New York — In a striking turn of events, tribal influence is looming large in New York State’s casino licensing race, backed by an $8 billion proposal from Hard Rock International and Steve Cohen near Citi Field in Queens. The project, called Metropolitan Park, signals that Indigenous gaming operators may now wield significant power beyond their traditional territories.

The Metropolitan Park plan is front and center in the bottom-state New York licensing contest, where up to three casino licenses are expected to be awarded later this year. Hard Rock’s executive summary highlights the project’s scale: 5,000 slot machines, 375 table games, 30 poker tables and an 18,000-square-foot sportsbook, all within a 286,000-square-foot gaming venue. The submission also projects $33.5 billion in tax revenue over 30 years, assuming slot operator revenues of $3.9 billion in year three.

Indigenous gaming entities — long dominant in regulated U.S. tribal casinos — are now repositioning themselves for mainstream commercial licenses.
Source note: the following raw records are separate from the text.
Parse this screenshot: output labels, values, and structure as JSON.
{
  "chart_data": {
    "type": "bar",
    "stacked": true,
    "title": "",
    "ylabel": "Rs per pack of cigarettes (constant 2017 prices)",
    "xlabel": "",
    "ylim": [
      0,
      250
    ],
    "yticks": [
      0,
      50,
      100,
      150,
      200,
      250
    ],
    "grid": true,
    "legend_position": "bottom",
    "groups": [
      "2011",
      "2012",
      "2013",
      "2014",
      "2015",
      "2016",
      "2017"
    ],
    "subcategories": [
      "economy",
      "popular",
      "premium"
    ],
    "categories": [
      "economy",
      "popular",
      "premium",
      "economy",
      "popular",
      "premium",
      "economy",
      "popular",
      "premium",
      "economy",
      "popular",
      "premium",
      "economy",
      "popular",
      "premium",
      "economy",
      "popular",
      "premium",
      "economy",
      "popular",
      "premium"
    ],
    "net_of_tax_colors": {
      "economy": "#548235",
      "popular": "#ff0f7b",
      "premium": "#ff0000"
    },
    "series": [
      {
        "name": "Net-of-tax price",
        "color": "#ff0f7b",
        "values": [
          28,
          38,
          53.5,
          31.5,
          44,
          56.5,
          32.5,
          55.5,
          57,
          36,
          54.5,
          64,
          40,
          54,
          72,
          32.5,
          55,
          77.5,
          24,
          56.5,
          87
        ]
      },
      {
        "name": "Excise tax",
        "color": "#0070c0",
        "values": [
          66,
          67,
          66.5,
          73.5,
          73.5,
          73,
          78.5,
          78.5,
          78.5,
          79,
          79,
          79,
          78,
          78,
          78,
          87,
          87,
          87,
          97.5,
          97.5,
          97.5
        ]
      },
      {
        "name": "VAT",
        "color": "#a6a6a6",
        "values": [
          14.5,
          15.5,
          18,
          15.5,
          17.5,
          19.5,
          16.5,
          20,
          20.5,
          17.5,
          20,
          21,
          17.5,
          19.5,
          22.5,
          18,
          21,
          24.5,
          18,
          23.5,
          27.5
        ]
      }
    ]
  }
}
Industry analysts view the approval tactics of Metropolitan Park as proof that a tribe-backed bidder has a competitive edge: deep pockets, community engagement muscle and regulatory experience.

From a strategic standpoint, the Mohawk counsel of Kahnawà:ke, a tribe with a strong casino brand, and other First Nations operators are watching closely. While not formally named in the proposal, their influence on partnerships like Hard Rock’s signals a shift: the legal “Indian gaming model” appears increasingly viable in major urban jurisdictions historically forbidden to commercial gambling.
Operators and licensed cardrooms should note that if the Metropolitan Park bid succeeds, it could trigger a cascade effect in the region: higher license valuations, increased pressure on conventional venues, and rapid mobilization of tribal-commercial joint ventures. Stakeholders might well ask: will this time the tribe score the full house?As the Gaming Facility Location Board prepares its decisions by year’s end, the stakes are clear. For those with a seat at the table, it’s not gamble—it’s strategic positioning.